Fiction and Non-fiction publishing house

The Elisabeth Sandmann Verlag is a fiction and nonfiction publishing house, which was founded in Munich in 2004 by the publisher Elisabeth Sandmann. Its program is themed Beautiful Books for Clever Women.

==History==
Elisabeth Sandmann worked, before founding her own publishing house, for the publishers DuMont and Nicolai. Upon founding her publisher, she received support from her husband Friedrich-Karl Sandmann, to which the Elisabeth Sandmann Verlag shared a space, graphics and production organization and sales organization with his Zabert Sandmann Verlag. Financially, the two publishers, however, were just as independent as in the design of the publishing program. In autumn 2004, the first four titles appeared. In spring 2005, the book "Frauen, die lesen, sind gefährlich" (Women who read are dangerous) by Stefan Bollmann was released, and became the first bestseller of the publisher. Since spring 2013 there has been cooperation with the Insel Verlag, which released five titles from the publisher every six months in paperback. The first Paperback published through this cooperation was in March 2013, it was the book "Warum Lesen glücklich macht!" (Why does reading make you happy!) by Stefan Bollmann. In 2014, the publisher released for the tenth anniversary a book titled "Elisabeth", which as a limited edition tells the story of their publishing history. Early 2015, the Elisabeth Sandmann Verlag ended its cooperation with the Zabert Sandmann Verlag. In March 2015, the publishing house moved to Theresienstrasse in Munich and Uli Deurer from Augsburg took over the distribution.

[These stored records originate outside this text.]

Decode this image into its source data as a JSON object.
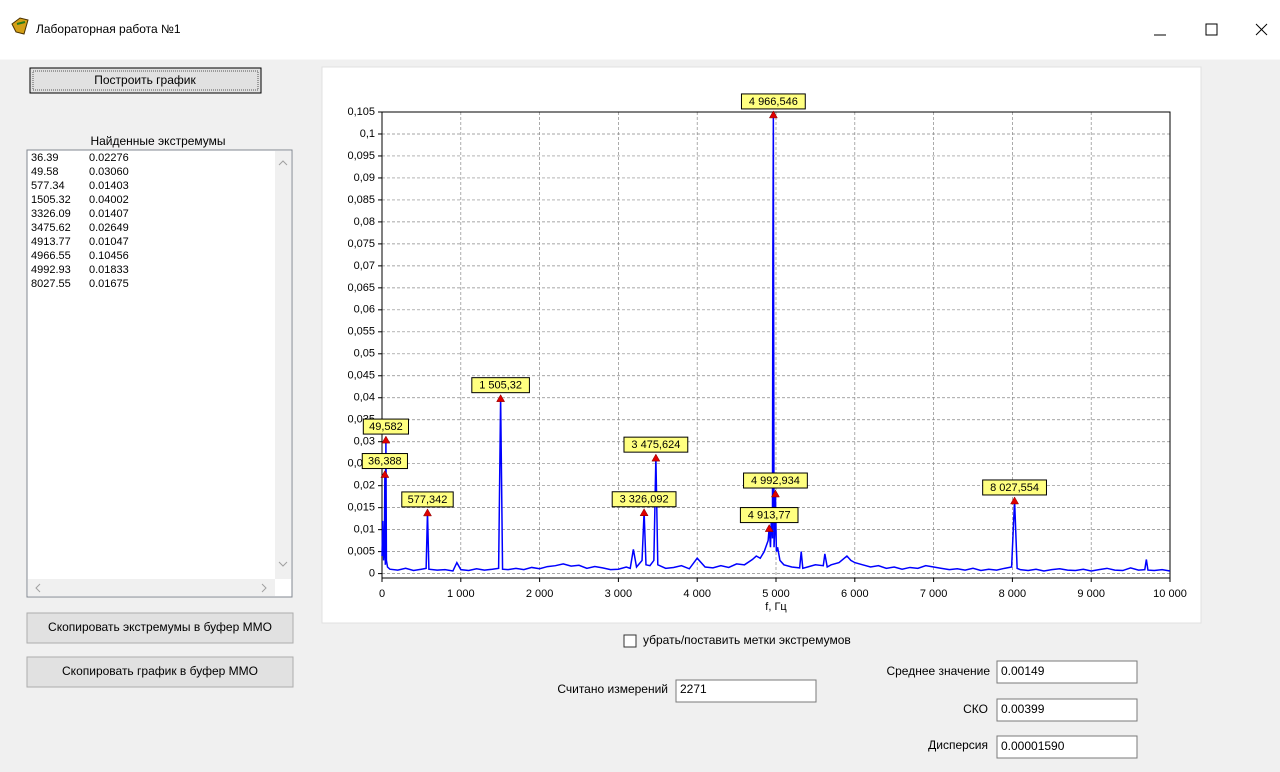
{
  "window": {
    "title": "Лабораторная работа №1"
  },
  "buttons": {
    "build": "Построить график",
    "copy_extrema": "Скопировать экстремумы в буфер MMO",
    "copy_chart": "Скопировать график в буфер MMO"
  },
  "extrema_list": {
    "title": "Найденные экстремумы",
    "rows": [
      [
        "36.39",
        "0.02276"
      ],
      [
        "49.58",
        "0.03060"
      ],
      [
        "577.34",
        "0.01403"
      ],
      [
        "1505.32",
        "0.04002"
      ],
      [
        "3326.09",
        "0.01407"
      ],
      [
        "3475.62",
        "0.02649"
      ],
      [
        "4913.77",
        "0.01047"
      ],
      [
        "4966.55",
        "0.10456"
      ],
      [
        "4992.93",
        "0.01833"
      ],
      [
        "8027.55",
        "0.01675"
      ]
    ]
  },
  "chart_data": {
    "type": "line",
    "xlabel": "f, Гц",
    "color": "#0000ff",
    "grid": true,
    "xlim": [
      0,
      10000
    ],
    "ylim": [
      -0.001,
      0.105
    ],
    "xticks": [
      0,
      {
        "value": 1000,
        "label": "1 000"
      },
      {
        "value": 2000,
        "label": "2 000"
      },
      {
        "value": 3000,
        "label": "3 000"
      },
      {
        "value": 4000,
        "label": "4 000"
      },
      {
        "value": 5000,
        "label": "5 000"
      },
      {
        "value": 6000,
        "label": "6 000"
      },
      {
        "value": 7000,
        "label": "7 000"
      },
      {
        "value": 8000,
        "label": "8 000"
      },
      {
        "value": 9000,
        "label": "9 000"
      },
      {
        "value": 10000,
        "label": "10 000"
      }
    ],
    "yticks": [
      0,
      {
        "value": 0.005,
        "label": "0,005"
      },
      {
        "value": 0.01,
        "label": "0,01"
      },
      {
        "value": 0.015,
        "label": "0,015"
      },
      {
        "value": 0.02,
        "label": "0,02"
      },
      {
        "value": 0.025,
        "label": "0,025"
      },
      {
        "value": 0.03,
        "label": "0,03"
      },
      {
        "value": 0.035,
        "label": "0,035"
      },
      {
        "value": 0.04,
        "label": "0,04"
      },
      {
        "value": 0.045,
        "label": "0,045"
      },
      {
        "value": 0.05,
        "label": "0,05"
      },
      {
        "value": 0.055,
        "label": "0,055"
      },
      {
        "value": 0.06,
        "label": "0,06"
      },
      {
        "value": 0.065,
        "label": "0,065"
      },
      {
        "value": 0.07,
        "label": "0,07"
      },
      {
        "value": 0.075,
        "label": "0,075"
      },
      {
        "value": 0.08,
        "label": "0,08"
      },
      {
        "value": 0.085,
        "label": "0,085"
      },
      {
        "value": 0.09,
        "label": "0,09"
      },
      {
        "value": 0.095,
        "label": "0,095"
      },
      {
        "value": 0.1,
        "label": "0,1"
      },
      {
        "value": 0.105,
        "label": "0,105"
      }
    ],
    "x": [
      0,
      10,
      20,
      30,
      36.39,
      42,
      49.58,
      56,
      70,
      100,
      200,
      300,
      400,
      500,
      560,
      577.34,
      595,
      700,
      800,
      900,
      950,
      1000,
      1100,
      1200,
      1300,
      1400,
      1480,
      1505.32,
      1530,
      1600,
      1700,
      1800,
      1900,
      2000,
      2100,
      2200,
      2300,
      2400,
      2500,
      2600,
      2700,
      2800,
      2900,
      3000,
      3100,
      3150,
      3190,
      3230,
      3300,
      3326.09,
      3350,
      3400,
      3450,
      3475.62,
      3500,
      3600,
      3700,
      3800,
      3900,
      4000,
      4100,
      4200,
      4300,
      4400,
      4500,
      4600,
      4700,
      4750,
      4800,
      4850,
      4880,
      4900,
      4913.77,
      4930,
      4945,
      4955,
      4960,
      4966.55,
      4975,
      4985,
      4992.93,
      5005,
      5020,
      5050,
      5100,
      5200,
      5300,
      5320,
      5340,
      5400,
      5500,
      5600,
      5620,
      5650,
      5700,
      5800,
      5900,
      5950,
      6000,
      6100,
      6200,
      6300,
      6400,
      6500,
      6600,
      6700,
      6800,
      6900,
      7000,
      7100,
      7200,
      7300,
      7400,
      7500,
      7600,
      7700,
      7800,
      7900,
      7990,
      8027.55,
      8060,
      8100,
      8200,
      8300,
      8400,
      8500,
      8600,
      8700,
      8800,
      8900,
      9000,
      9100,
      9200,
      9300,
      9400,
      9500,
      9600,
      9680,
      9700,
      9720,
      9800,
      9900,
      10000
    ],
    "values": [
      0.004,
      0.012,
      0.003,
      0.006,
      0.02276,
      0.002,
      0.0306,
      0.003,
      0.0015,
      0.001,
      0.0008,
      0.0012,
      0.0007,
      0.001,
      0.0012,
      0.01403,
      0.001,
      0.0008,
      0.0009,
      0.0006,
      0.0025,
      0.0009,
      0.0007,
      0.0011,
      0.0008,
      0.001,
      0.0012,
      0.04002,
      0.001,
      0.0009,
      0.0012,
      0.0009,
      0.0014,
      0.0011,
      0.0016,
      0.0018,
      0.0022,
      0.0017,
      0.0019,
      0.0012,
      0.0016,
      0.0013,
      0.0009,
      0.001,
      0.0015,
      0.0012,
      0.0055,
      0.0015,
      0.003,
      0.01407,
      0.002,
      0.0018,
      0.003,
      0.02649,
      0.002,
      0.0012,
      0.0014,
      0.0018,
      0.0011,
      0.0035,
      0.0015,
      0.0013,
      0.0018,
      0.0014,
      0.0022,
      0.002,
      0.0032,
      0.004,
      0.0035,
      0.005,
      0.0065,
      0.0075,
      0.01047,
      0.006,
      0.015,
      0.008,
      0.071,
      0.10456,
      0.006,
      0.01,
      0.01833,
      0.005,
      0.006,
      0.003,
      0.002,
      0.0015,
      0.0013,
      0.005,
      0.0012,
      0.0015,
      0.002,
      0.0018,
      0.0045,
      0.0015,
      0.002,
      0.0025,
      0.004,
      0.003,
      0.0025,
      0.002,
      0.0015,
      0.0018,
      0.0012,
      0.0015,
      0.001,
      0.0014,
      0.0012,
      0.0018,
      0.0015,
      0.0012,
      0.0009,
      0.0011,
      0.0008,
      0.0012,
      0.0007,
      0.001,
      0.0008,
      0.0012,
      0.0015,
      0.01675,
      0.0012,
      0.0009,
      0.0007,
      0.001,
      0.0006,
      0.0009,
      0.0011,
      0.0008,
      0.0007,
      0.001,
      0.0006,
      0.0009,
      0.0012,
      0.0008,
      0.0007,
      0.0013,
      0.0008,
      0.0009,
      0.0032,
      0.0008,
      0.0007,
      0.0009,
      0.0006
    ],
    "annotations": [
      {
        "x": 36.388,
        "y": 0.02276,
        "label": "36,388"
      },
      {
        "x": 49.582,
        "y": 0.0306,
        "label": "49,582"
      },
      {
        "x": 577.342,
        "y": 0.01403,
        "label": "577,342"
      },
      {
        "x": 1505.32,
        "y": 0.04002,
        "label": "1 505,32"
      },
      {
        "x": 3326.092,
        "y": 0.01407,
        "label": "3 326,092"
      },
      {
        "x": 3475.624,
        "y": 0.02649,
        "label": "3 475,624"
      },
      {
        "x": 4913.77,
        "y": 0.01047,
        "label": "4 913,77"
      },
      {
        "x": 4966.546,
        "y": 0.10456,
        "label": "4 966,546"
      },
      {
        "x": 4992.934,
        "y": 0.01833,
        "label": "4 992,934"
      },
      {
        "x": 8027.554,
        "y": 0.01675,
        "label": "8 027,554"
      }
    ]
  },
  "controls": {
    "checkbox_label": "убрать/поставить метки экстремумов",
    "count": {
      "label": "Считано измерений",
      "value": "2271"
    },
    "mean": {
      "label": "Среднее значение",
      "value": "0.00149"
    },
    "std": {
      "label": "СКО",
      "value": "0.00399"
    },
    "variance": {
      "label": "Дисперсия",
      "value": "0.00001590"
    }
  }
}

In April 2016, it was announced that the Suhrkamp Verlag, owner of the Insel Verlag, acquired 51% of shares in the Sandmann publishing.

==Program==
The overall program of the publishing house is under the motto "Beautiful books for clever women". It is divided into the divisions of biography and society, art and lifestyle and Keepsakes book. Another focus, which is not represented in its own division, is the area of Jewish history. The publisher try's to appeal to the taste of women, since Elisabeth Sandmann believes that they have other reading habits compared to men. Sandman concern is to entertain at a high level. Each year, about six to eight titles appear that are completely designed by the publisher itself. Bestsellers were "Frauen, die lesen, sind gefährlich" by Stefan Bollmann and "Die Damen mit dem grünen Daumen" (The ladies with the green thumb) by Claudia Lanfranconi and Sabine Frank, which was sold over 60,000 copies.

==Cooperations==
The Elisabeth Sandmann Verlag cooperates with the Insel Verlag, where paperback editions of titles from the publisher appear as since 2013. In addition, the Elisabeth Sandmann Verlag is a cooperation partner of the Royal Collection Trust since 2011.